Mujuru visited Mugabe last week where the former leader reportedly proffered his apologies for expelling her from government when she was his deputy. The visit was followed by the unveiling of the NPF reportedly fronted by G40 members, triggering speculation of some underground movements to cut some unity pact ahead of the elections.
Sipepa Nkomo, who is also Mujuru’s deputy in the National People’s Party (NPP), said the PRC was open to any election deal with opposition parties, but not Mugabe, his family members or NPF members.
The PRC is a coalition of the NPP, the Lucia Matibenga-led PDP, Zimbabweans United for Democracy (Zunde) led by Farai Mbira and the Democratic Assembly for Reform and Empowerment (Dare), whose leader is Gilbert Dzikiti.

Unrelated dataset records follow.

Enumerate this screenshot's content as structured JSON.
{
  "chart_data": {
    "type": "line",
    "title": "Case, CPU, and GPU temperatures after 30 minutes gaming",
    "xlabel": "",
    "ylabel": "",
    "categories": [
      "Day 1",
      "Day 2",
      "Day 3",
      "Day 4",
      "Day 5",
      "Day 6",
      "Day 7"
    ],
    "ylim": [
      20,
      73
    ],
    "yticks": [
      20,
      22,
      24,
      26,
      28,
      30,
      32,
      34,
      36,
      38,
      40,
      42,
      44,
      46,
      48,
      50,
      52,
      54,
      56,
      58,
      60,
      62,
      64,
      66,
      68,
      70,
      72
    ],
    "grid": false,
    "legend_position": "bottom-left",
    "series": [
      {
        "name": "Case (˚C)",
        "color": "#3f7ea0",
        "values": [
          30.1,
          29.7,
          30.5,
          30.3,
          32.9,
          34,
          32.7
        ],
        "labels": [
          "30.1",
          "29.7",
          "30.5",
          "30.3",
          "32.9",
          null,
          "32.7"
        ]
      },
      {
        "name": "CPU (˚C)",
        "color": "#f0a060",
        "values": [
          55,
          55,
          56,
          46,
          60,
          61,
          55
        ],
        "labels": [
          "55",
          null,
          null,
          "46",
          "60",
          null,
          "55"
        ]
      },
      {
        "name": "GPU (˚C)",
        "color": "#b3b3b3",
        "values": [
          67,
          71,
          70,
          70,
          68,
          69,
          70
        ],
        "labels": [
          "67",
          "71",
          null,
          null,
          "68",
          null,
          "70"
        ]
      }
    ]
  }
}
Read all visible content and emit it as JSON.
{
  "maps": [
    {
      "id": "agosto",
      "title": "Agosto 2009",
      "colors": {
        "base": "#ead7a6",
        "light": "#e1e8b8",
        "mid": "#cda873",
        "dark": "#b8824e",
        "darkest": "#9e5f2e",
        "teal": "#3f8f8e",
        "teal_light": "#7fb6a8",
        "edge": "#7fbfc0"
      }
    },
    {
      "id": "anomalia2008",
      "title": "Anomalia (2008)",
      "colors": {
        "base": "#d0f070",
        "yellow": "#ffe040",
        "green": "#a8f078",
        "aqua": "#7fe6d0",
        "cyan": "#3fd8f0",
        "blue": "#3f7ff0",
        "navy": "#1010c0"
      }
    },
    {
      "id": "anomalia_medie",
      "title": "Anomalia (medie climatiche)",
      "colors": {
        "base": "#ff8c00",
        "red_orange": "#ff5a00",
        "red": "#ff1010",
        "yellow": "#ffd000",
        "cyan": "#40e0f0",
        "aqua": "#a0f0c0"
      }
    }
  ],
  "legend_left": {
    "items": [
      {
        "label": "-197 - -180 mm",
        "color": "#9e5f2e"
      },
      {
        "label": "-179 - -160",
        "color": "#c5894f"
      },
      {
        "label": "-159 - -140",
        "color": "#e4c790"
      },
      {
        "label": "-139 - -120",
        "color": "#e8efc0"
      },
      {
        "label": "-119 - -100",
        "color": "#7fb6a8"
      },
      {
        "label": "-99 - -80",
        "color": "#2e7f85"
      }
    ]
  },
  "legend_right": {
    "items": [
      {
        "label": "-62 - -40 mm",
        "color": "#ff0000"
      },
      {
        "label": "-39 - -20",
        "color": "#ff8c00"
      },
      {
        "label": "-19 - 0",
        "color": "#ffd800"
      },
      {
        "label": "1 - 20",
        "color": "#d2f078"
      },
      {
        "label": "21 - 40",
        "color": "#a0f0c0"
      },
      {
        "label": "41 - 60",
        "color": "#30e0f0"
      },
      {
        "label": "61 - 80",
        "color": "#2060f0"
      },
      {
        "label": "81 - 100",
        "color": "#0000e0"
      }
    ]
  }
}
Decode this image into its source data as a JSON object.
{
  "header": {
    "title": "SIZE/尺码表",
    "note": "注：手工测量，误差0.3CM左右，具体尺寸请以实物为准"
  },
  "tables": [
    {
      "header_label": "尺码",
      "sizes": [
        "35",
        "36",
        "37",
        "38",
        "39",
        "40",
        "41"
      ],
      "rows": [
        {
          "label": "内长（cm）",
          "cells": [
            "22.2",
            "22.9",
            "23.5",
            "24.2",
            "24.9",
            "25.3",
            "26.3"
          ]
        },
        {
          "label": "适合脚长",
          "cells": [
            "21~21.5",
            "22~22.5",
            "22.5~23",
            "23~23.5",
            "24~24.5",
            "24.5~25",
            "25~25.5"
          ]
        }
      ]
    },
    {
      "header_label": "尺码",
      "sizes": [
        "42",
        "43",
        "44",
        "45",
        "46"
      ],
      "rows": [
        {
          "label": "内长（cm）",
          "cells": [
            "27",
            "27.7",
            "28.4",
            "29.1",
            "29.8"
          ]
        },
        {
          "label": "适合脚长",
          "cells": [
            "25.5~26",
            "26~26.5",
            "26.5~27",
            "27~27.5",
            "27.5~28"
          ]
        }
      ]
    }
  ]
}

“Currently, the PRC brings together four opposition parties and if any other opposition party approaches us, and expresses interest in joining us, we will consider that request. But what I can tell you is that if Zanu PF and NPF approach us, the answer is no. We will not accept such a request in as much as we will reject working with Mugabe.”
Reports say the mooted NPF is the brainchild of exiled G40 kingpins — former Higher Education minister Jonathan Moyo, former Local Government minister Saviour Kasukuwere and former Indigenisation and Youth minister Patrick Zhuwao, who fled the country during the November coup that resulted in Mugabe stepping down.
The NPF has since petitioned the African Union and Southern African Development Community to shun President Emmerson Mnangagwa’s government.